I signed up for the 9/11 Project because it was a hands-on course in narrative journalism that would produce a documentary film and my byline in newspapers. September 11 affected me personally only slightly. At my church, some parishioners lost their son, a firefighter. Later, in November 2001, someone broke into the church and burned our book of special intentions and an American flag standing next to it.

Events like this and my observing how our society and our media have changed over the past decade make up my 9/11 experience. Since I was 12 on 9/11, I remember the past 10 years very well. They have run parallel to my teenage years and college career, during which I became interested in journalism.

The news of Osama bin Laden's death obviously affects the stories we are writing.

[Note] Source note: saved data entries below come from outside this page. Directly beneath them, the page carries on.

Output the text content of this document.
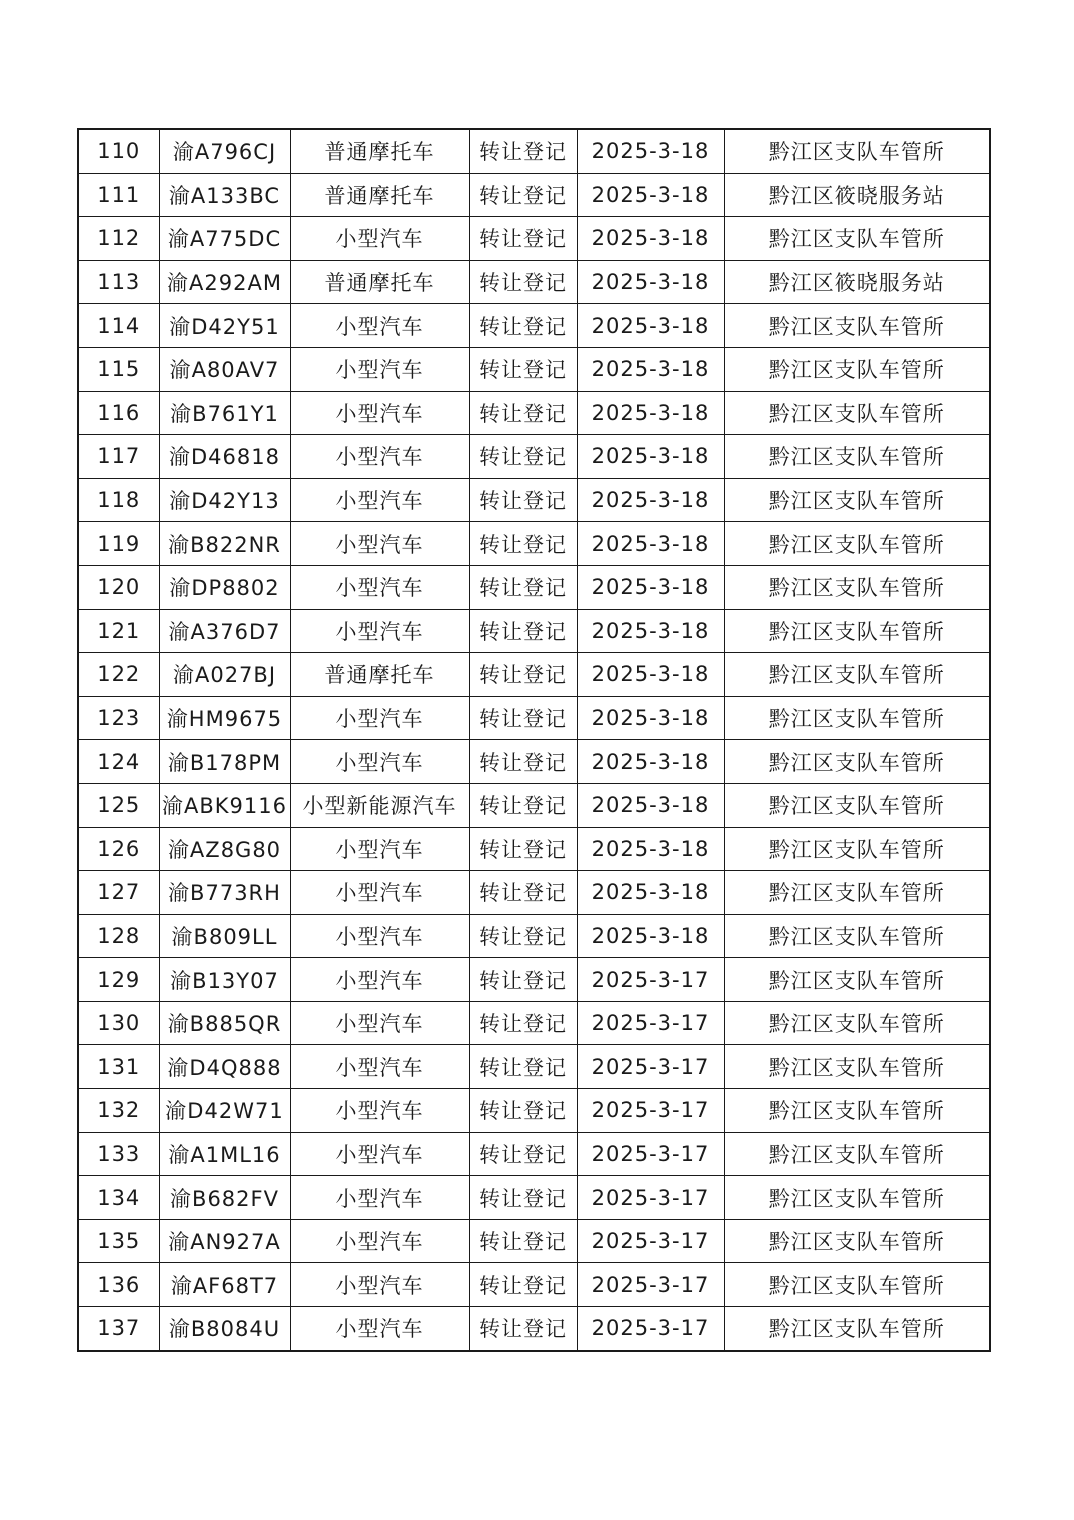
110	渝A796CJ	普通摩托车	转让登记	2025-3-18	黔江区支队车管所
111	渝A133BC	普通摩托车	转让登记	2025-3-18	黔江区筱晓服务站
112	渝A775DC	小型汽车	转让登记	2025-3-18	黔江区支队车管所
113	渝A292AM	普通摩托车	转让登记	2025-3-18	黔江区筱晓服务站
114	渝D42Y51	小型汽车	转让登记	2025-3-18	黔江区支队车管所
115	渝A80AV7	小型汽车	转让登记	2025-3-18	黔江区支队车管所
116	渝B761Y1	小型汽车	转让登记	2025-3-18	黔江区支队车管所
117	渝D46818	小型汽车	转让登记	2025-3-18	黔江区支队车管所
118	渝D42Y13	小型汽车	转让登记	2025-3-18	黔江区支队车管所
119	渝B822NR	小型汽车	转让登记	2025-3-18	黔江区支队车管所
120	渝DP8802	小型汽车	转让登记	2025-3-18	黔江区支队车管所
121	渝A376D7	小型汽车	转让登记	2025-3-18	黔江区支队车管所
122	渝A027BJ	普通摩托车	转让登记	2025-3-18	黔江区支队车管所
123	渝HM9675	小型汽车	转让登记	2025-3-18	黔江区支队车管所
124	渝B178PM	小型汽车	转让登记	2025-3-18	黔江区支队车管所
125	渝ABK9116	小型新能源汽车	转让登记	2025-3-18	黔江区支队车管所
126	渝AZ8G80	小型汽车	转让登记	2025-3-18	黔江区支队车管所
127	渝B773RH	小型汽车	转让登记	2025-3-18	黔江区支队车管所
128	渝B809LL	小型汽车	转让登记	2025-3-18	黔江区支队车管所
129	渝B13Y07	小型汽车	转让登记	2025-3-17	黔江区支队车管所
130	渝B885QR	小型汽车	转让登记	2025-3-17	黔江区支队车管所
131	渝D4Q888	小型汽车	转让登记	2025-3-17	黔江区支队车管所
132	渝D42W71	小型汽车	转让登记	2025-3-17	黔江区支队车管所
133	渝A1ML16	小型汽车	转让登记	2025-3-17	黔江区支队车管所
134	渝B682FV	小型汽车	转让登记	2025-3-17	黔江区支队车管所
135	渝AN927A	小型汽车	转让登记	2025-3-17	黔江区支队车管所
136	渝AF68T7	小型汽车	转让登记	2025-3-17	黔江区支队车管所
137	渝B8084U	小型汽车	转让登记	2025-3-17	黔江区支队车管所
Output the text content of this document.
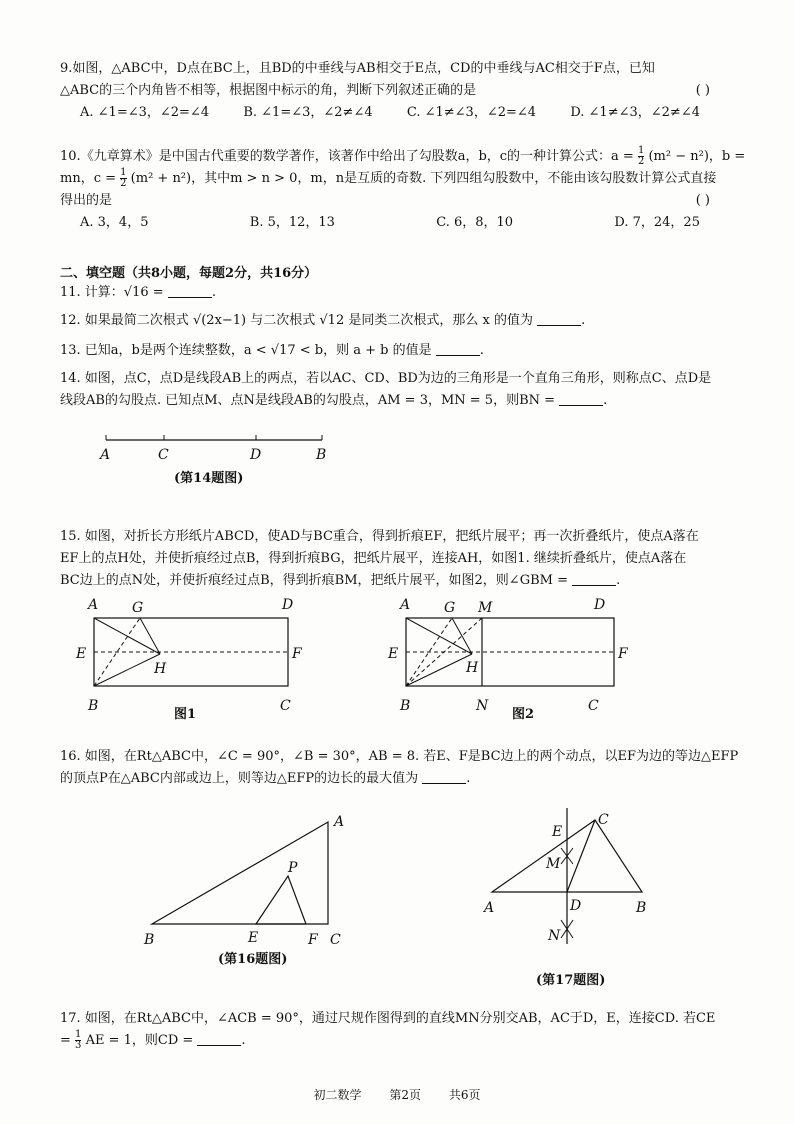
9.如图，△ABC中，D点在BC上，且BD的中垂线与AB相交于E点，CD的中垂线与AC相交于F点，已知
△ABC的三个内角皆不相等，根据图中标示的角，判断下列叙述正确的是	( )
A. ∠1=∠3，∠2=∠4	B. ∠1=∠3，∠2≠∠4	C. ∠1≠∠3，∠2=∠4	D. ∠1≠∠3，∠2≠∠4
10.《九章算术》是中国古代重要的数学著作，该著作中给出了勾股数a，b，c的一种计算公式：$a = \frac{1}{2} (m^2 - n^2)$，b =
mn，$c = \frac{1}{2} (m^2 + n^2)$，其中m > n > 0，m，n是互质的奇数. 下列四组勾股数中，不能由该勾股数计算公式直接
得出的是	( )
A. 3，4，5	B. 5，12，13	C. 6，8，10	D. 7，24，25
二、填空题（共8小题，每题2分，共16分）
11. 计算：√16 =	.
12. 如果最简二次根式 √(2x−1) 与二次根式 √12 是同类二次根式，那么 x 的值为	.
13. 已知a，b是两个连续整数，a < √17 < b，则 a + b 的值是	.
14. 如图，点C，点D是线段AB上的两点，若以AC、CD、BD为边的三角形是一个直角三角形，则称点C、点D是
线段AB的勾股点. 已知点M、点N是线段AB的勾股点，AM = 3，MN = 5，则BN =	.
A	C	D	B
(第14题图)
15. 如图，对折长方形纸片ABCD，使AD与BC重合，得到折痕EF，把纸片展平；再一次折叠纸片，使点A落在
EF上的点H处，并使折痕经过点B，得到折痕BG，把纸片展平，连接AH，如图1. 继续折叠纸片，使点A落在
BC边上的点N处，并使折痕经过点B，得到折痕BM，把纸片展平，如图2，则∠GBM =	.
A G	D
E	F
H
B	C
图1
A G M	D
E	F
H
B	N	C
图2
16. 如图，在Rt△ABC中，∠C = 90°，∠B = 30°，AB = 8. 若E、F是BC边上的两个动点，以EF为边的等边△EFP
的顶点P在△ABC内部或边上，则等边△EFP的边长的最大值为	.
B
A
C
E	F
P
(第16题图)
E
C
M
A	D	B
N
(第17题图)
17. 如图，在Rt△ABC中，∠ACB = 90°，通过尺规作图得到的直线MN分别交AB，AC于D，E，连接CD. 若CE
= $\frac{1}{3}$ AE = 1，则CD =	.
初二数学 第2页 共6页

How could it not?

We are profiling people who lost a parent as a result of bin Laden's commitment to terror. He was an evil man, without a doubt, and the families of those who died on September 11 can consider his death a piece of closure. But it's not for us to say whether bin Laden's death will help a fatherless teenager sleep better at night.

I saw a Facebook status from a child of a September 11 victim this week. He wrote about bin Laden's death. He was angry. He cursed bin Laden, and friends and family commented on it, agreeing with him. To them, he deserved a worse death. Osama bin Laden's death obviously strikes a chord with the families of the victims, but it isn't a cure-all.

I don't know if it will help the difficult emotional process that all these families are going through. We'll see how everything unfolds in the coming days, especially if the pictures are released. That will be a whole other story.